For Django REST Framework applications, implement permission classes:

from rest_framework import permissions

class IsOwnerOrReadOnly(permissions.BasePermission):
    def has_object_permission(self, request, view, obj):
        if request.method in permissions.SAFE_METHODS:
            return True
        return obj.user == request.user

class OrderViewSet(viewsets.ModelViewSet):
    queryset = Order.objects.all()
    serializer_class = OrderSerializer
    permission_classes = [IsOwnerOrReadOnly]

ModelAdmin security requires overriding permission methods:

from django.contrib import admin

@admin.register(Order)
class OrderAdmin(admin.ModelAdmin):
    list_display = ['id', 'customer', 'total']
    
    def has_change_permission(self, request, obj=None):
        if request.user.is_superuser:
            return True
        if obj is not None:
            return obj.customer == request.user
        return False
    
    def get_queryset(self, request):
        qs = super().get_queryset(request)
        if request.user.is_superuser:
            return qs
        return qs.filter(customer=request.user)

For function-based views, use Django's built-in decorators consistently:

from django.contrib.auth.decorators import login_required
from django.shortcuts import get_object_or_404

@login_required
def order_detail(request, order_id):
    order = get_object_or_404(Order, id=order_id)
    if order.customer != request.user:
        return redirect('forbidden')
    return render(request, 'order_detail.html', {'order': order})

Always validate ownership before performing any write operations:

def update_order_status(request, order_id):
    order = get_object_or_404(Order, id=order_id)
    if order.customer != request.user:
        return redirect('forbidden')
    
    if request.method == 'POST':
        new_status = request.POST.get('status')
        if new_status in ['pending', 'shipped', 'delivered']:
            order.status = new_status
            order.save()
    return redirect('order_detail', order_id=order.id)

These patterns ensure that privilege escalation through IDOR and BFLA vulnerabilities is properly mitigated in Django applications.

Frequently Asked Questions

How does middleBrick detect privilege escalation in Django applications?

middleBrick performs black-box scanning of Django applications by sending authenticated requests with different user roles to test for authorization bypasses.
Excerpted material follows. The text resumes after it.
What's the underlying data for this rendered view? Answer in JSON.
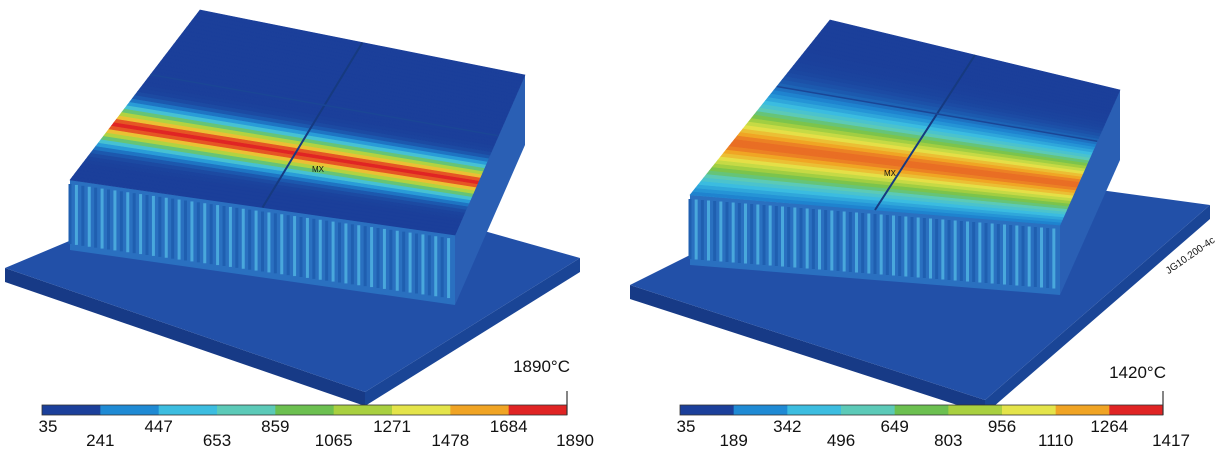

It specifically looks for patterns where authenticated users can access resources they shouldn't own, such as viewing other users' profiles, modifying orders they didn't place, or accessing admin functionality. The scanner tests URL parameter manipulation, POST request tampering, and examines Django's permission system implementation to identify missing authorization checks that could lead to privilege escalation.

What's the difference between BOLA and BFLA in Django?
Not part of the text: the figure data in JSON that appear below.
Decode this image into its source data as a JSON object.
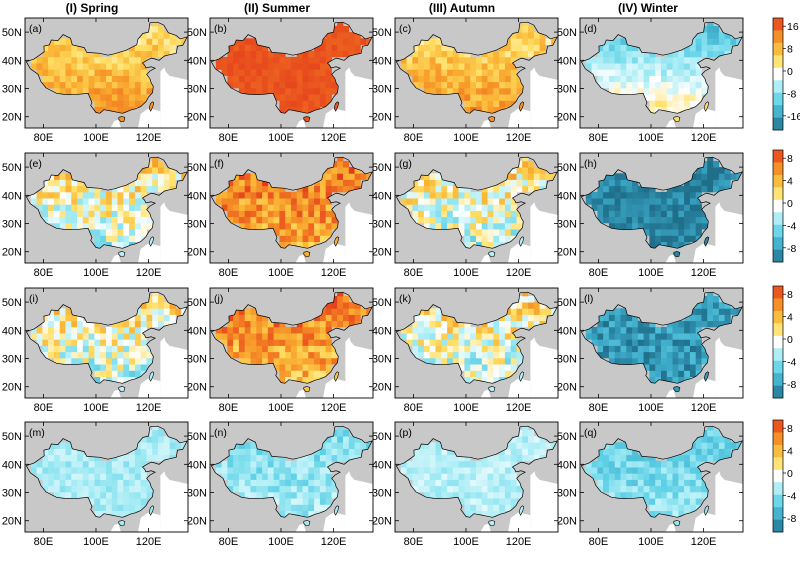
{
  "chart_data": {
    "type": "heatmap",
    "column_titles": [
      "(I) Spring",
      "(II) Summer",
      "(III) Autumn",
      "(IV) Winter"
    ],
    "x_ticks": [
      "80E",
      "100E",
      "120E"
    ],
    "x_tick_values": [
      80,
      100,
      120
    ],
    "y_ticks": [
      "50N",
      "40N",
      "30N",
      "20N"
    ],
    "y_tick_values": [
      50,
      40,
      30,
      20
    ],
    "xlim": [
      73,
      135
    ],
    "ylim": [
      16,
      55
    ],
    "panel_labels": [
      [
        "(a)",
        "(b)",
        "(c)",
        "(d)"
      ],
      [
        "(e)",
        "(f)",
        "(g)",
        "(h)"
      ],
      [
        "(i)",
        "(j)",
        "(k)",
        "(l)"
      ],
      [
        "(m)",
        "(n)",
        "(p)",
        "(q)"
      ]
    ],
    "colorbars": [
      {
        "ticks": [
          "16",
          "8",
          "0",
          "-8",
          "-16"
        ],
        "range": [
          -20,
          20
        ]
      },
      {
        "ticks": [
          "8",
          "4",
          "0",
          "-4",
          "-8"
        ],
        "range": [
          -10,
          10
        ]
      },
      {
        "ticks": [
          "8",
          "4",
          "0",
          "-4",
          "-8"
        ],
        "range": [
          -10,
          10
        ]
      },
      {
        "ticks": [
          "8",
          "4",
          "0",
          "-4",
          "-8"
        ],
        "range": [
          -10,
          10
        ]
      }
    ],
    "colormap": [
      "#1f6f8b",
      "#3aa5c4",
      "#5ed0e6",
      "#a6ecf5",
      "#ffffff",
      "#ffe066",
      "#f9b233",
      "#f37d22",
      "#e3391c"
    ],
    "panel_fill": [
      [
        {
          "mean": 9,
          "north_mean": 4,
          "south_mean": 13,
          "spread": 4
        },
        {
          "mean": 18,
          "north_mean": 18,
          "south_mean": 18,
          "spread": 1
        },
        {
          "mean": 9,
          "north_mean": 4,
          "south_mean": 13,
          "spread": 4
        },
        {
          "mean": -8,
          "north_mean": -13,
          "south_mean": 5,
          "spread": 3
        }
      ],
      [
        {
          "mean": 2,
          "north_mean": 3,
          "south_mean": -2,
          "spread": 4
        },
        {
          "mean": 7,
          "north_mean": 8,
          "south_mean": 5,
          "spread": 3
        },
        {
          "mean": 2,
          "north_mean": 3,
          "south_mean": -2,
          "spread": 4
        },
        {
          "mean": -9,
          "north_mean": -9,
          "south_mean": -9,
          "spread": 1.5
        }
      ],
      [
        {
          "mean": 2,
          "north_mean": 3,
          "south_mean": -2,
          "spread": 4
        },
        {
          "mean": 7,
          "north_mean": 8,
          "south_mean": 4,
          "spread": 3
        },
        {
          "mean": 2,
          "north_mean": 3,
          "south_mean": -2,
          "spread": 4
        },
        {
          "mean": -8,
          "north_mean": -8,
          "south_mean": -8,
          "spread": 2
        }
      ],
      [
        {
          "mean": -2.5,
          "north_mean": -2.5,
          "south_mean": -2.5,
          "spread": 1.2
        },
        {
          "mean": -3,
          "north_mean": -4,
          "south_mean": -2.5,
          "spread": 1.8
        },
        {
          "mean": -2,
          "north_mean": -2,
          "south_mean": -2,
          "spread": 1.2
        },
        {
          "mean": -4,
          "north_mean": -5,
          "south_mean": -3,
          "spread": 1.8
        }
      ]
    ]
  }
}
BOLA (Broken Object Level Authorization) in Django occurs when users can access specific objects they don't own by manipulating object IDs in URLs or parameters, like viewing another user's profile by changing the user ID in the URL. BFLA (Broken Function Level Authorization) happens when users can perform actions they shouldn't be able to, such as a regular user accessing admin functionality or modifying objects beyond their permission scope. Both are privilege escalation vulnerabilities, but BOLA focuses on object access while BFLA focuses on action permissions. Django's generic views and ModelAdmin configurations are common sources of both issues.